The Stranger

“The Chair” © R.L. Herron

“A stranger is just a friend you haven’t met yet.”   ~ Will Rogers

I haven’t written now in a month. My wife and I were busy being entertained by our two lovely grandchildren. Our flight down to visit them was made memorable by an old woman we had never met before. I was reminded of the subtle truth in that phrase attributed to Will Rogers.

The old woman was in the window seat in the row ahead of us, directly in front of my wife. She was tiny, white-haired, frail and bent, and obviously in a great deal of distress.

She kept wringing her hands and ceaselessly wailing, “I shouldn’t be here!  This isn’t right! I’m in the wrong place!”
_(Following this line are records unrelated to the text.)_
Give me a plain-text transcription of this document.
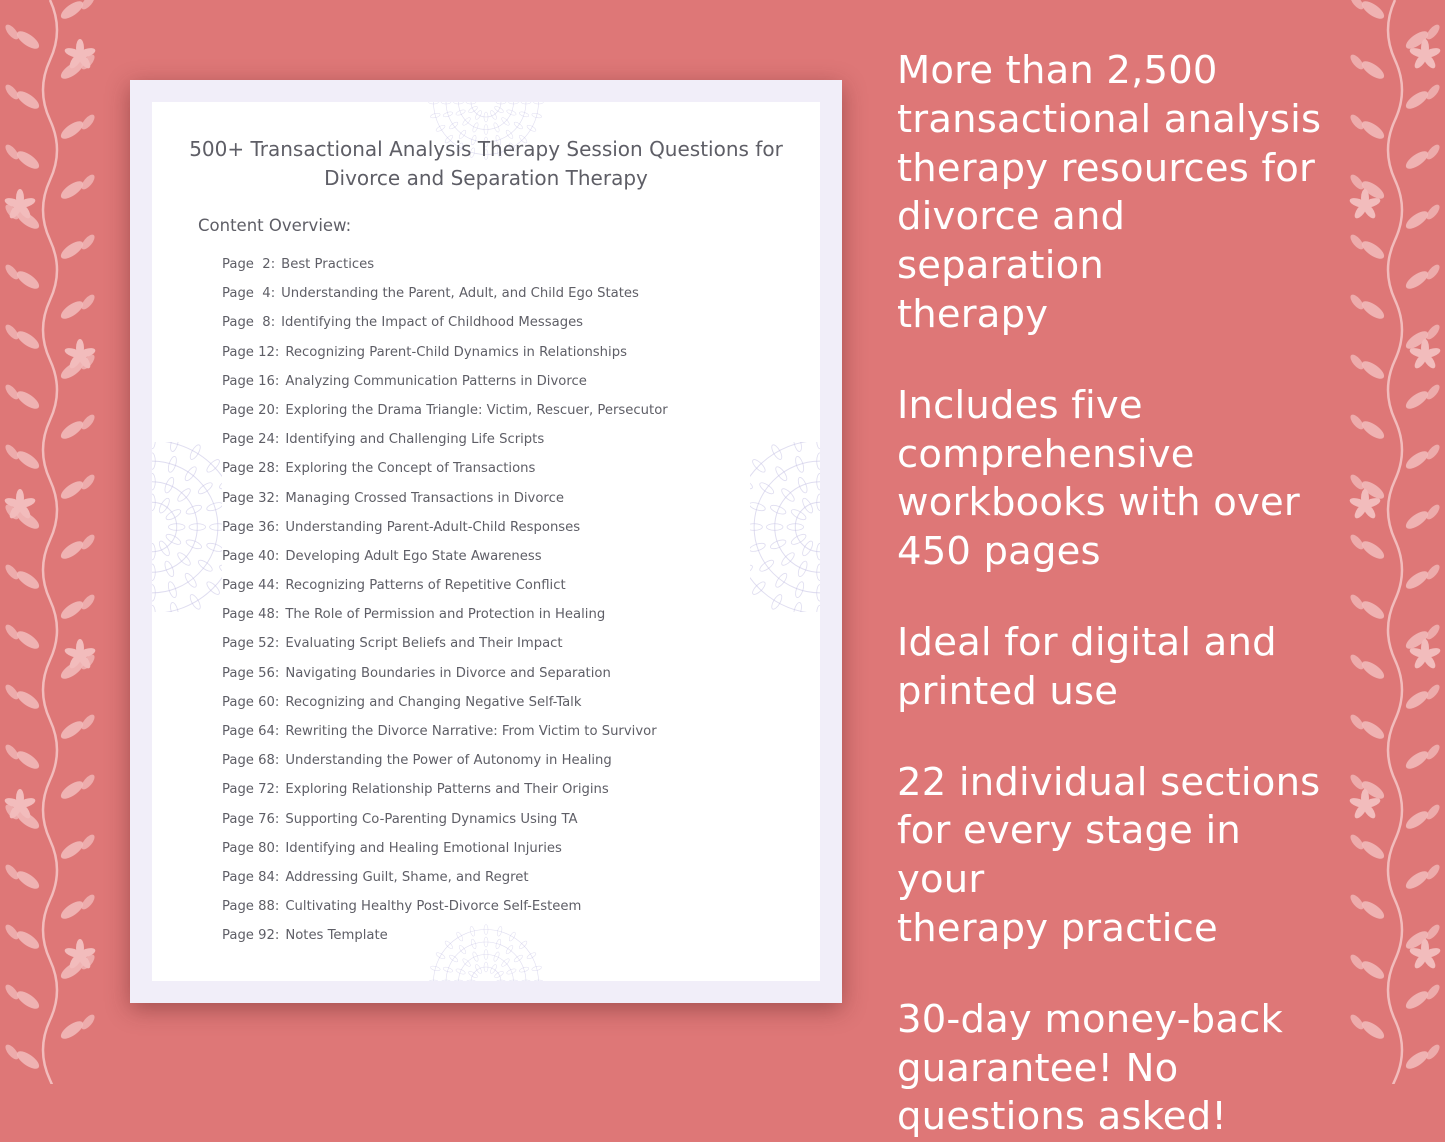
500+ Transactional Analysis Therapy Session Questions for
Divorce and Separation Therapy
Content Overview:
Page  2: Best Practices
Page  4: Understanding the Parent, Adult, and Child Ego States
Page  8: Identifying the Impact of Childhood Messages
Page 12: Recognizing Parent-Child Dynamics in Relationships
Page 16: Analyzing Communication Patterns in Divorce
Page 20: Exploring the Drama Triangle: Victim, Rescuer, Persecutor
Page 24: Identifying and Challenging Life Scripts
Page 28: Exploring the Concept of Transactions
Page 32: Managing Crossed Transactions in Divorce
Page 36: Understanding Parent-Adult-Child Responses
Page 40: Developing Adult Ego State Awareness
Page 44: Recognizing Patterns of Repetitive Conflict
Page 48: The Role of Permission and Protection in Healing
Page 52: Evaluating Script Beliefs and Their Impact
Page 56: Navigating Boundaries in Divorce and Separation
Page 60: Recognizing and Changing Negative Self-Talk
Page 64: Rewriting the Divorce Narrative: From Victim to Survivor
Page 68: Understanding the Power of Autonomy in Healing
Page 72: Exploring Relationship Patterns and Their Origins
Page 76: Supporting Co-Parenting Dynamics Using TA
Page 80: Identifying and Healing Emotional Injuries
Page 84: Addressing Guilt, Shame, and Regret
Page 88: Cultivating Healthy Post-Divorce Self-Esteem
Page 92: Notes Template

More than 2,500
transactional analysis
therapy resources for
divorce and separation
therapy

Includes five
comprehensive
workbooks with over
450 pages

Ideal for digital and
printed use

22 individual sections
for every stage in your
therapy practice

30-day money-back
guarantee! No
questions asked!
Naturally, she garnered a great deal of attention, most of it in stares that said please don’t tell me she’s going to do that the whole trip.

The steward checked her boarding pass and, except for being in the wrong seat, she was on the correct flight for her destination. He checked the picture and phone number she had on a card around her neck and tried to assure her she was all right, but still she wailed.

“Let me off!  I have to get off at Wayne!” She kept up this mantra as the plane filled and then took off.

Now, my wife is a kind and empathetic soul. She kept trying soothe the old woman in front of her. She patted the old woman’s shoulder and promised her everything was all right. In fact, she made us both promise to stay with her until she met whomever was supposed to receive her at our destination.

But the old woman grew ever more agitated after take-off and the poor steward was noticeably at wit’s end. My wife suddenly stood up and told me, “I’m going to sit in that empty seat beside her.”

And she did.

For the remainder of the three hour flight my wife sat there. She talked softly to the old woman and held her hand. The old woman was still upset, but no longer wailing and terrified. The steward offered my wife “coffee, tea, anything at all” he was so grateful. The rest of the plane seemed not to notice.

When we landed, we stayed on the plane with the old woman until everyone else had departed and a steward arrived with a wheelchair to assist her.

We wanted to head off on our own, but the old woman would not let go of my wife’s hand. So, we walked alongside her as the steward pushed the wheelchair. Another woman who had been on the plane with us said, “You know she was in the wrong seat, don’t you?” I nodded, and she continued, “It must have been so she could be near you. Your wife’s her guardian angel.”

We walked with the old woman until we met her son. The steward left. He looked relieved. She asked my wife to please stay with her. My wife softly told her she couldn’t, but it was OK now. We had helped her find her son, now we had to find ours.

“I don’t know what I would have done without a friend like you,” the old woman said. “Thank you.”

It was then the Will Rogers quote popped into my head. I’ve always known my wife is a lovely, generous woman, with a big heart. I am very proud of her. That day she was indeed an angel and, in the truest sense, a friend.



2 Responses to “The Stranger”

  1. ed markowski Says:

    very good … the story … the blog !

    Want you & ML to know that we ‘d like to do
    another double date thing


    Liked by 1 person

  2. joseph lawrence Says:


    Great story. You guys were truly saints (guardian angels) to that airline passenger. We need more of that caring commitment in our ever-detatched “all-about-me” society.